Where is the line between an artist and vandal? And who is responsible for setting standards in the world of art? These questions often cross the minds of those thinking about the place and role of modern street art in the industry. With every passing day, its popularity grows in leaps and bounds, and still, the matter of the legality of such art is one of the most debatable topics as of today. But is it possible that street art will become legal?
The specific nature of modern street art
Yesterday, on October 14, Banksy’s “Love Is in the Bin” was sold for mouth-watering £18.5 at Sotheby’s. While Banksy is considered a street art icon, his “illegal” art is auctioned by the world-famous auction houses. Truth be told, this situation is as controversial as street art itself.
Part of the reason why some people condemn mural paintings is that they remind them of graffiti. In reality, though, graffiti is not the same as modern street art, which leads us to the conclusion that some people are slightly biased and thus try to join the unjoinable. In the past, graffiti artists were an essential element of an urban culture, where graffiti played an important role. Now, everything is different.
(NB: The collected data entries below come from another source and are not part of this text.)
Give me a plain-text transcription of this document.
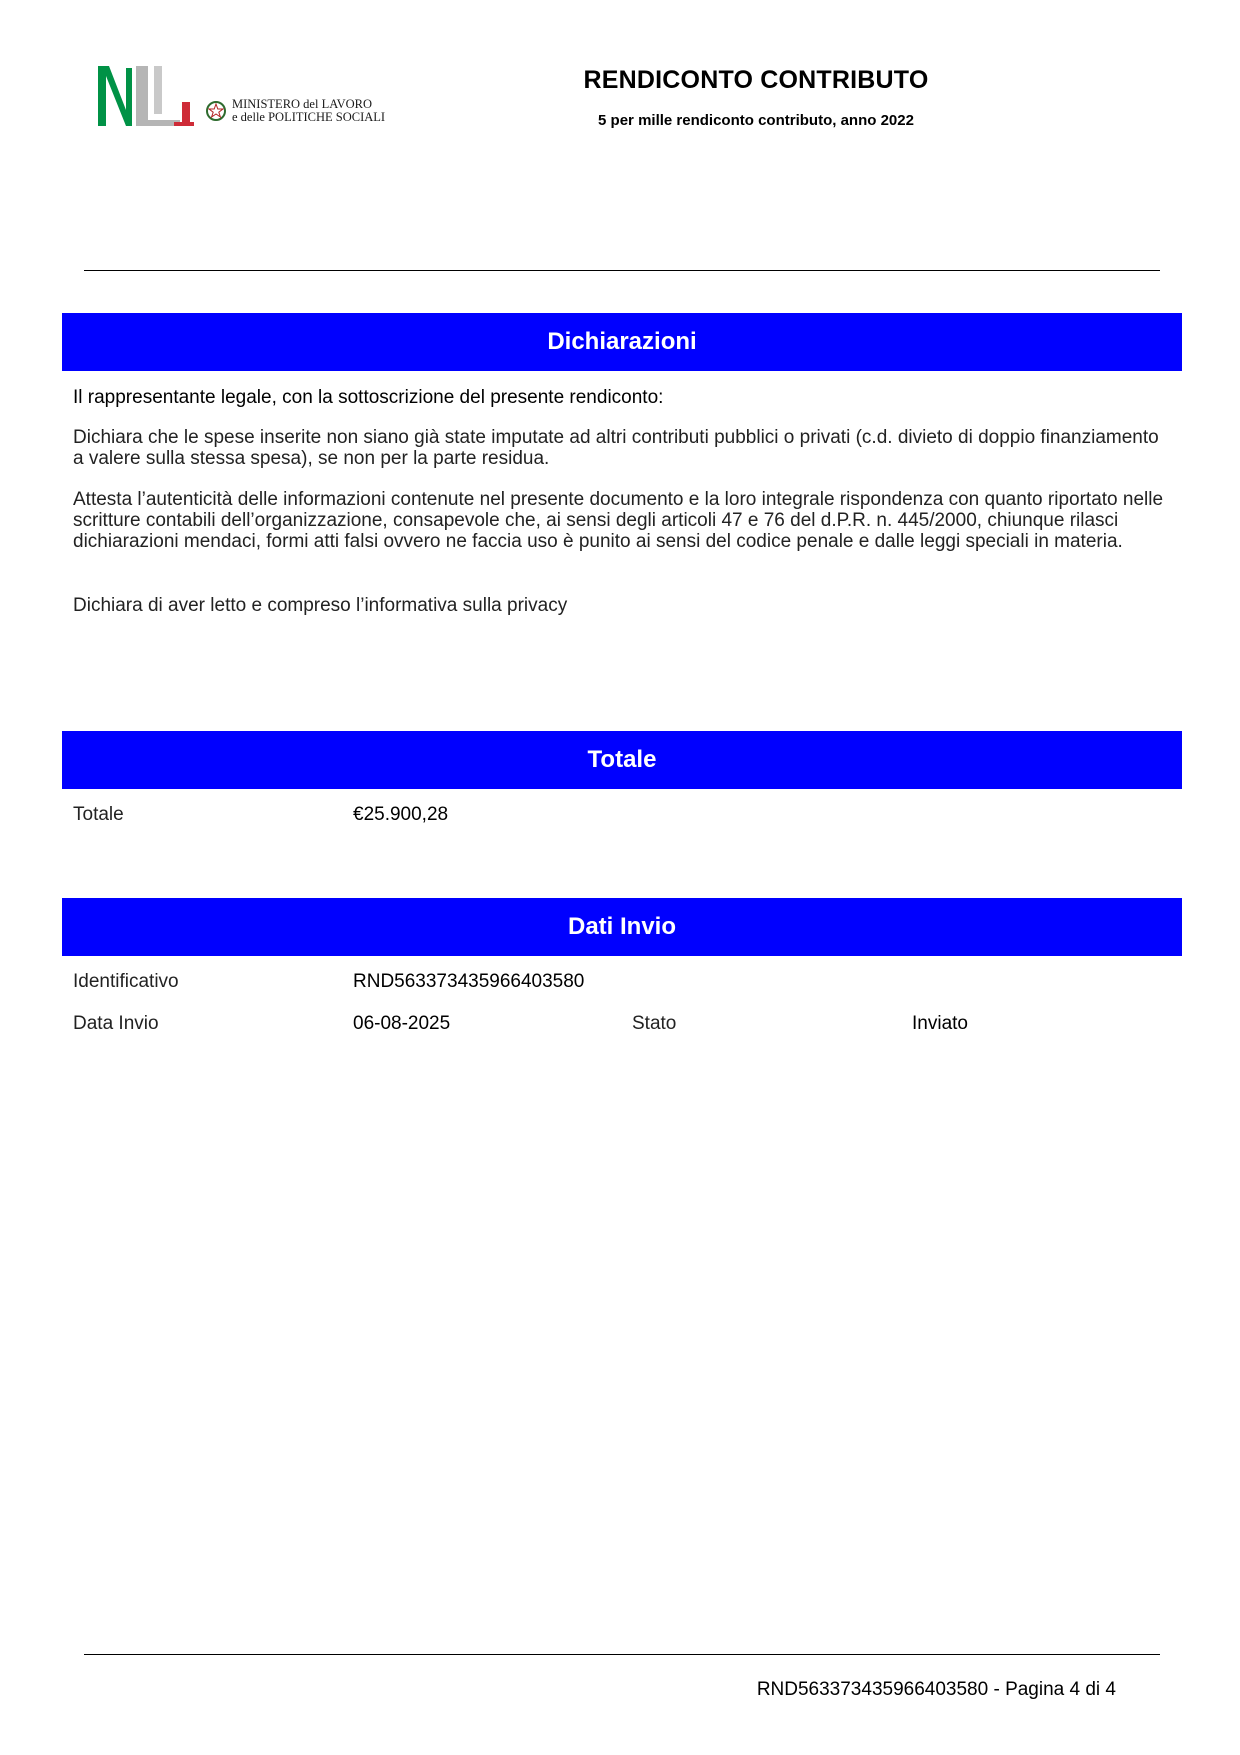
MINISTERO del LAVORO
e delle POLITICHE SOCIALI
RENDICONTO CONTRIBUTO
5 per mille rendiconto contributo, anno 2022
Dichiarazioni
Il rappresentante legale, con la sottoscrizione del presente rendiconto:
Dichiara che le spese inserite non siano già state imputate ad altri contributi pubblici o privati (c.d. divieto di doppio finanziamento a valere sulla stessa spesa), se non per la parte residua.
Attesta l’autenticità delle informazioni contenute nel presente documento e la loro integrale rispondenza con quanto riportato nelle scritture contabili dell’organizzazione, consapevole che, ai sensi degli articoli 47 e 76 del d.P.R. n. 445/2000, chiunque rilasci dichiarazioni mendaci, formi atti falsi ovvero ne faccia uso è punito ai sensi del codice penale e dalle leggi speciali in materia.
Dichiara di aver letto e compreso l’informativa sulla privacy
Totale
Totale	€25.900,28
Dati Invio
Identificativo	RND563373435966403580
Data Invio	06-08-2025	Stato	Inviato
RND563373435966403580 - Pagina 4 di 4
At the same time, street artists are not white and fluffy either. All the accusations of vandalism do make sense, considering the fact that people actually spray paint on somebody’s property without the owner’s consent. It would be nice to know that the wall of your house was marked by Banksy, but what if these were local painters, and you don’t even like the painting? Many cities spend millions to keep their public places clean. As you see, the government is less than thrilled about modern street art as well.
What is the solution, then? Apparently, both parties should be willing to bring a change. Street artists need to strive for transparency, while government and skeptical people need a readiness to have a meaningful conversation. Only then will things change.